Abstract: DARPA, established in the wake of Sputnik to prevent technological surprise, has instigated many major defense capabilities that our military has used to reshape U.S. warfighting.  Today, current and potential adversaries ranging from nation states to individuals, all with ready access to powerful commercial technologies, create a national security landscape that poses new, diverse, and fast-changing threats. Severe fiscal pressures mean "more of the same" is not an option for this future.  Working with Science and Technology (S&T) across the Services and with universities, companies, and labs across the country, DARPA is pursuing efforts to catalyze the next generation of air dominance, extract deep insights from enormous masses of data, and even understand and harness that most complex and essential component of the Warfighter, the human brain. Pursuing these and other emerging opportunities and integrating their full impacts into our armamentarium will challenge current approaches to how we buy, deploy, support, and employ our national security and warfighting systems. But that disruption will be modest compared to the disadvantages it will wreak on our adversaries, and a worthy investment to achieve our ongoing goal of protecting against and fostering technological surprise.


About the Speaker: Dr. Arati Prabhakar has spent her career investing in world-class engineers and scientists to create new technologies and businesses. Her first service to national security started in 1986 when she joined DARPA as a program manager. She initiated and managed programs in advanced semiconductor technology and flexible manufacturing, as well as demonstration projects to insert new semiconductor technologies into military systems. As the founding director of DARPA’s Microelectronics Technology Office, she led a team of program managers whose efforts spanned these areas, as well as optoelectronics, infrared imaging and nanoelectronics.

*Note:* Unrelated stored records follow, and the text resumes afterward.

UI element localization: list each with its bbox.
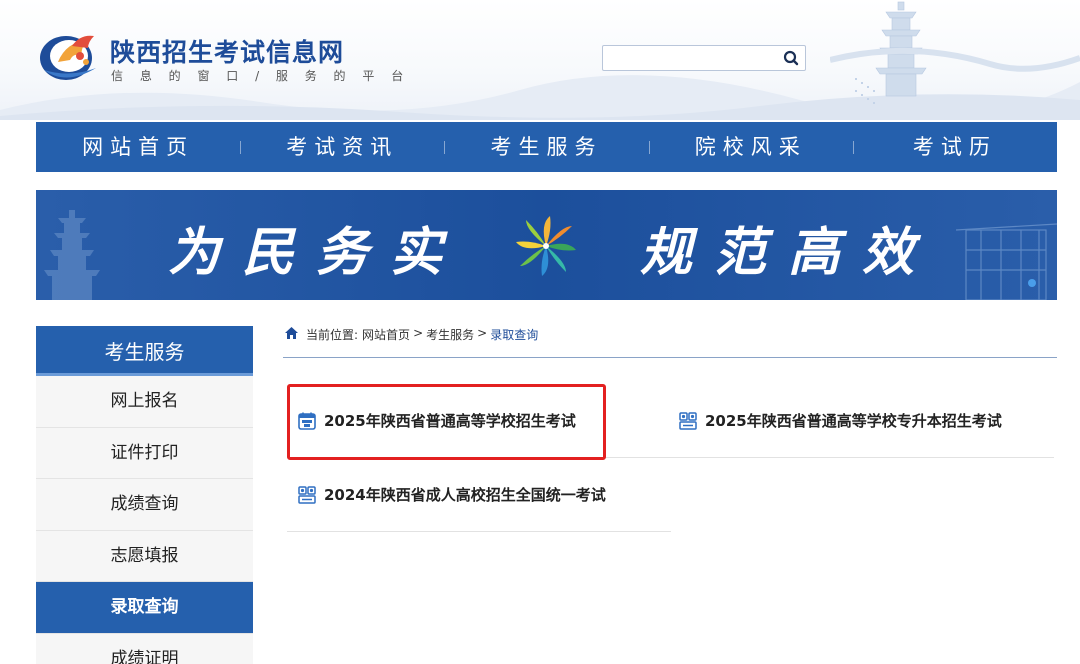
sidebar-item-id-printing[interactable]: 证件打印: [36, 427, 253, 479]
exam-card-2025-college-admission[interactable]: 2025年陕西省普通高等学校招生考试: [287, 384, 671, 458]
exam-card-2025-upgrade-admission[interactable]: 2025年陕西省普通高等学校专升本招生考试: [670, 384, 1054, 458]
exam-card-title: 2025年陕西省普通高等学校专升本招生考试: [705, 412, 1002, 430]
sidebar: 考生服务 网上报名 证件打印 成绩查询 志愿填报 录取查询 成绩证明: [36, 326, 253, 664]
pagoda-decoration: [830, 1, 1080, 104]
sidebar-item-online-registration[interactable]: 网上报名: [36, 376, 253, 428]
nav-item-exam-news[interactable]: 考试资讯: [240, 122, 444, 172]
sidebar-item-score-certificate[interactable]: 成绩证明: [36, 633, 253, 664]
students-icon: [298, 485, 316, 504]
exam-card-2024-adult-admission[interactable]: 2024年陕西省成人高校招生全国统一考试: [287, 458, 671, 532]
nav-item-colleges[interactable]: 院校风采: [648, 122, 853, 172]
breadcrumb: 当前位置: 网站首页 > 考生服务 > 录取查询: [283, 326, 1057, 358]
sidebar-item-application-filling[interactable]: 志愿填报: [36, 530, 253, 582]
nav-item-exam-calendar[interactable]: 考试历: [852, 122, 1057, 172]
exam-card-title: 2025年陕西省普通高等学校招生考试: [324, 412, 576, 430]
home-icon: [285, 327, 298, 339]
exam-calendar-icon: [298, 412, 316, 430]
sidebar-title: 考生服务: [36, 326, 253, 376]
banner-slogan-right: 规范高效: [640, 222, 937, 283]
pinwheel-emblem: [516, 216, 576, 276]
students-icon: [679, 411, 697, 430]
nav-item-candidate-services[interactable]: 考生服务: [444, 122, 648, 172]
search-box: [602, 45, 806, 71]
breadcrumb-separator: >: [413, 326, 424, 340]
banner-slogan-left: 为民务实: [168, 222, 465, 283]
sidebar-item-admission-query[interactable]: 录取查询: [36, 582, 253, 634]
banner: 为民务实 规范高效: [36, 190, 1057, 300]
search-input[interactable]: [609, 49, 775, 67]
search-icon[interactable]: [781, 49, 801, 67]
breadcrumb-prefix: 当前位置:: [306, 328, 359, 342]
nav-item-home[interactable]: 网站首页: [36, 122, 240, 172]
exam-card-title: 2024年陕西省成人高校招生全国统一考试: [324, 486, 606, 504]
breadcrumb-separator: >: [477, 326, 488, 340]
breadcrumb-current[interactable]: 录取查询: [490, 326, 538, 343]
site-header: 陕西招生考试信息网 信 息 的 窗 口 / 服 务 的 平 台: [0, 0, 1080, 120]
main-nav: 网站首页 考试资讯 考生服务 院校风采 考试历: [36, 122, 1057, 172]
site-slogan: 信 息 的 窗 口 / 服 务 的 平 台: [111, 69, 410, 83]
bird-flame-logo[interactable]: [36, 26, 102, 84]
site-name[interactable]: 陕西招生考试信息网: [110, 33, 344, 69]
sidebar-item-score-query[interactable]: 成绩查询: [36, 479, 253, 531]
breadcrumb-home-link[interactable]: 网站首页: [362, 326, 410, 343]
breadcrumb-section-link[interactable]: 考生服务: [426, 326, 474, 343]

Dr. Prabhakar has served as the director of the National Institute of Standards and Technology, the chief technology officer and senior vice president at Raychem, and later vice president and then president of Interval Research. From 2001 to 2011, she was a partner with U.S. Venture Partners, an early-stage venture capital firm. Dr. Prabhakar received her Doctor of Philosophy in applied physics and Master of Science in electrical engineering from the California Institute of Technology. She received her Bachelor of Science in electrical engineering from Texas Tech University. She began her career as a Congressional Fellow at the Office of Technology Assessment.